Car dans cette affaire, ce n'est pas sur la noblesse ou ce qu'on appelle, à tort en Russie, où elle était très peu présente, la bourgeoisie, ni même sur la classe intellectuelle que je m'apitoie le plus, c'est sur la paysannerie, exactement comme chez nous, d'ailleurs. Naturellement, je suis scandalisée par le sort fait à la famille impériale et à de nombreux nobles et officiers. A de nombreux marchands, qui n'avaient pas du tout la mentalité du riche ou du bourgeois occidental, comme on le voit dans le livre de Chmeliov "l'été du Seigneur". A de nombreux artistes remarquables qui ont quasiment tous eu un sort tragique, qu'ils aient ou non marché dans la combine révolutionnaire, un peu, beaucoup ou passionnément. Il n'y a pas d'écrivain, de peintre, de musicien ni de cinéaste de l'époque qui n'ait eu de plus ou moins gros problèmes, je le vois à chaque fois que je tombe sur un article biographique: Essénine, Goumilev, Akhmatova, Blok, Boulgakov, le peintre Korine, Mandeslstam, Tsvetaïeva, la chanteuse populaire Lydia Rousslanova, le grand chirurgien saint Luc de Crimée, le père Pavel Florenski, esprit encyclopédique qui pouvait apporter tant de choses à son pays, et combien d'autres... Même Eisenstein est mort à temps. Leur implication dans les événements était variable et parfois nulle, mais je garde à l'esprit que beaucoup, dans ces classes là, ont adhéré à ce qui se passait, exactement comme aujourd'hui nos bobos et notre presse font notre malheur, et contribué à brouiller la cervelle de foules plus simples.

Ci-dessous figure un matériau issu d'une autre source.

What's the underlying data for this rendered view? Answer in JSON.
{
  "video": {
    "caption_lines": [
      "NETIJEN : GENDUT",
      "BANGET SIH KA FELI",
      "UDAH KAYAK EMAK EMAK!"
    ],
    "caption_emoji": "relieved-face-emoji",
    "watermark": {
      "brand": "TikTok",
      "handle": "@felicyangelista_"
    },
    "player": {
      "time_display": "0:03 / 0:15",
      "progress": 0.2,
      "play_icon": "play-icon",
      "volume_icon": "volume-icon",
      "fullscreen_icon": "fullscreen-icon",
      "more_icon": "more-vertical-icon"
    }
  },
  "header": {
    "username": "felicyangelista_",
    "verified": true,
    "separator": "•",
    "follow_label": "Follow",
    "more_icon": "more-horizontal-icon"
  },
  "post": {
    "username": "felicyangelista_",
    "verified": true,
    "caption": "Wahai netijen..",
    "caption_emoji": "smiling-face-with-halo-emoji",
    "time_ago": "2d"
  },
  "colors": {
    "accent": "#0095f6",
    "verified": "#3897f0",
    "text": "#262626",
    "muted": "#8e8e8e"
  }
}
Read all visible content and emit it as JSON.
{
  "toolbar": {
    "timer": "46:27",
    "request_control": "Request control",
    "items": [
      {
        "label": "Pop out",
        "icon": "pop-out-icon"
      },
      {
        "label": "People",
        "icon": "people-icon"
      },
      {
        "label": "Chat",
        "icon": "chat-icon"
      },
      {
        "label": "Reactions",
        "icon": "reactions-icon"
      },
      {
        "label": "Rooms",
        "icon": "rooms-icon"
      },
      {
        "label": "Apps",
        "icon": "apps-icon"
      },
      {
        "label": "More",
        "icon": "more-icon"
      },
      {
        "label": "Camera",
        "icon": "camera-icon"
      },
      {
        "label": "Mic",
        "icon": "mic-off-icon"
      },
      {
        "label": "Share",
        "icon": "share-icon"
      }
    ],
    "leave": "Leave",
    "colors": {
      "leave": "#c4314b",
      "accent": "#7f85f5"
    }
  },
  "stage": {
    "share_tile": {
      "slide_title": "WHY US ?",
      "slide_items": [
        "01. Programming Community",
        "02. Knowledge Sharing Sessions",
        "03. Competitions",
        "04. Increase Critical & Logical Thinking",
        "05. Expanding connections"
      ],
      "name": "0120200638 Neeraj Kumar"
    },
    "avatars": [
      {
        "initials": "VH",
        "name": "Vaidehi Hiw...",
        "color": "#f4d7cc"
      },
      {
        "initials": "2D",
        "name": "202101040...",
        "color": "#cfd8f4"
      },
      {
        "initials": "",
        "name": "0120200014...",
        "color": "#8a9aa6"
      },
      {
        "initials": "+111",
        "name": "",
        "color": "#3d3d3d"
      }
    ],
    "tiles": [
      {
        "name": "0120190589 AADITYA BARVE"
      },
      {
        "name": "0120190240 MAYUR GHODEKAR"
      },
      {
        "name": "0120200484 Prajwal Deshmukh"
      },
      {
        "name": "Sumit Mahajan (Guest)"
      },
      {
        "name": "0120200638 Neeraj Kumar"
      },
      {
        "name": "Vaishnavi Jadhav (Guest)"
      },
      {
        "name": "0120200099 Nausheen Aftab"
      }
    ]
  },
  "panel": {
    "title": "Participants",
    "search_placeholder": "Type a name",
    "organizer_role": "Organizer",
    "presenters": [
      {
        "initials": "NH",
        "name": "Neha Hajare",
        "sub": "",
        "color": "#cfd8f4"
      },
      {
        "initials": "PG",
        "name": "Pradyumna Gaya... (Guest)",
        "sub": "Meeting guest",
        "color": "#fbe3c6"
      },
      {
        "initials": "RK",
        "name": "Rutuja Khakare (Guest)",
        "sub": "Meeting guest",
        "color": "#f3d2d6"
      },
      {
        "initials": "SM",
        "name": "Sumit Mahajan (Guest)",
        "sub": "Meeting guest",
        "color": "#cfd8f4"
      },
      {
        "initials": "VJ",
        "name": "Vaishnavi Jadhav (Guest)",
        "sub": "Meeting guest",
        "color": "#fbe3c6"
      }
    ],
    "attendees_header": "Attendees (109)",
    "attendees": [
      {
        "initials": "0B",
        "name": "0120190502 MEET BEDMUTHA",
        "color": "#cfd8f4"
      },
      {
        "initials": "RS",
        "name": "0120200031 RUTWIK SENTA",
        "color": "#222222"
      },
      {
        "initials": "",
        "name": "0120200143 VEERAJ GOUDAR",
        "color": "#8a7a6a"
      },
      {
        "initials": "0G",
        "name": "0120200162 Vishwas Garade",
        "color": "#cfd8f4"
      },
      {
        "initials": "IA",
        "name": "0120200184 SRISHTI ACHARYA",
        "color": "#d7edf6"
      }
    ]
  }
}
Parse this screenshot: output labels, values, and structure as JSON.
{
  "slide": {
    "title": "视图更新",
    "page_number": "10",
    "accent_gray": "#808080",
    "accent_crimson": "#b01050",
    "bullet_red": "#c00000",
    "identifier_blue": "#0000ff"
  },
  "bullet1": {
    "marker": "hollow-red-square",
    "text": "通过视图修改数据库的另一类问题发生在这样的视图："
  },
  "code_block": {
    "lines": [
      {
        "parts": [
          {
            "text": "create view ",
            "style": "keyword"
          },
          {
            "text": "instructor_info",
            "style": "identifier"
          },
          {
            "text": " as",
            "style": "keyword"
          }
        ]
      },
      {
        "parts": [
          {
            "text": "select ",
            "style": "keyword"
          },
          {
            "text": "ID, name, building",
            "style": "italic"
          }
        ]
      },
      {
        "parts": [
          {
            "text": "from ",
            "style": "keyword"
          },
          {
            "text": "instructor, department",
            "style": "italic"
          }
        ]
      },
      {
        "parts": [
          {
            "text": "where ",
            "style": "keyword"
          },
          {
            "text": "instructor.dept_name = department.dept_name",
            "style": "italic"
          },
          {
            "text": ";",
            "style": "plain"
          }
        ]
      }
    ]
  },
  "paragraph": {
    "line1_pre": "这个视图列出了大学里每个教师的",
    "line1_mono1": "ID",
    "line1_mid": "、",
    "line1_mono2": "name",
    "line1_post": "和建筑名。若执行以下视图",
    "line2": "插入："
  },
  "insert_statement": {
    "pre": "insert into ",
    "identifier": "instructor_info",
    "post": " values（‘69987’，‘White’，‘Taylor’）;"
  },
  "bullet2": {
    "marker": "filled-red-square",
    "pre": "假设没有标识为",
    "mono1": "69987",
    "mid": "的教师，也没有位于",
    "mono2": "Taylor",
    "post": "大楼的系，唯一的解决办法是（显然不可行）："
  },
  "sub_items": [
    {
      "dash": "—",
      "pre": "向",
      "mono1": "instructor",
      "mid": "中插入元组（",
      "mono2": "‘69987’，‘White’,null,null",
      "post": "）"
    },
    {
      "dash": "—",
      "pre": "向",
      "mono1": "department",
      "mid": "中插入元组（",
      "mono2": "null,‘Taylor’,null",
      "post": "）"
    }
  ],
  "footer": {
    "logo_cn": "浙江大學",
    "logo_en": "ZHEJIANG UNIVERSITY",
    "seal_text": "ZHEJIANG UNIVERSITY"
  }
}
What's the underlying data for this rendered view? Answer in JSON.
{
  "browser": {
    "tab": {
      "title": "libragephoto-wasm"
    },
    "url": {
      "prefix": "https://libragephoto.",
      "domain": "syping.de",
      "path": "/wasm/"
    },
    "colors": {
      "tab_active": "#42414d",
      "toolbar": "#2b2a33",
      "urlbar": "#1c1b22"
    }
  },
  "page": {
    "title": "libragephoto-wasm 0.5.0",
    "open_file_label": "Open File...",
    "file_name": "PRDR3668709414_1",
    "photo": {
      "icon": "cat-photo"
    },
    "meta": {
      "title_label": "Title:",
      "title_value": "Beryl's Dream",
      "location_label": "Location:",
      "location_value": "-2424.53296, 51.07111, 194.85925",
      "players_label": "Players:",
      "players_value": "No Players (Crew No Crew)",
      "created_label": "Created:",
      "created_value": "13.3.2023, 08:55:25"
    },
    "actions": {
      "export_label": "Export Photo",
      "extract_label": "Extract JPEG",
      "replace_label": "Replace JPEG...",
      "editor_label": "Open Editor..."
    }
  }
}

Le paysan, c'est l'âme d'un pays, c'est sa mémoire, sa longue, très longue mémoire, et c'est sur lui qu'on s'est acharné, sur lui et sur le chrétien, c'est d'ailleurs en russe quasiment le même mot. Contrairement à la légende colportée par la propagande et reprise impudemment de nos jours, c'est toute la paysannerie et non pas le "koulak" des immondes caricatures destinées à donner un permis de spolier et d'affamer tranquille, qui fut l'objet de la "sollicitude" prolétarienne de tous ces amis de l'humanité à revolver.
J'ai entendu plusieurs fois des communistes me justifier cette politique en partant du principe que "les paysans ne comprenaient rien à la révolution".
J'ai lu un commentaire expliquant que "sans cela, les villes seraient mortes de faim". En dehors du fait que c'est complètement faux et qu'une paysannerie qu'on laisse tranquille est tout à fait capable de nourrir les villes, cela signifie qu'aux yeux des tenants de cette thèse, peu importait de faire mourir toutes les campagnes si l'on sauvait les précieux citadins.
Enfin d'autres commentaires déclarent que l'on exécutait des traîtres et que c'était parfaitement normal.
C'est-à-dire que toute l'élite intellectuelle russe, non seulement en émigration, mais restée sur place souvent au péril de sa vie, et devenue "soviétique" par la force des choses, les Essénine, Blok, Akhmatova etc, méritait le sort souvent abominable qui lui a été fait, et avec elle, les chrétiens orthodoxes et les paysans, fort nombreux. Que de traîtres, en Russie, décidément!
Cette tournure d'esprit me glace le sang: est un traître toute personne qui n'épouse pas la cause. Et démontre qu'en effet, le patriarche Tikhon avait raison d'accuser les commissaires du peuple d'avoir divisé le pays, c'est bien ce qu'ils ont fait, et pour longtemps. Car on peut toujours pardonner ce qui a été commis, et même il le faut, mais comment pardonner à celui qui ne reconnaît pas ses crimes, les justifie et se déclare prêt à recommencer?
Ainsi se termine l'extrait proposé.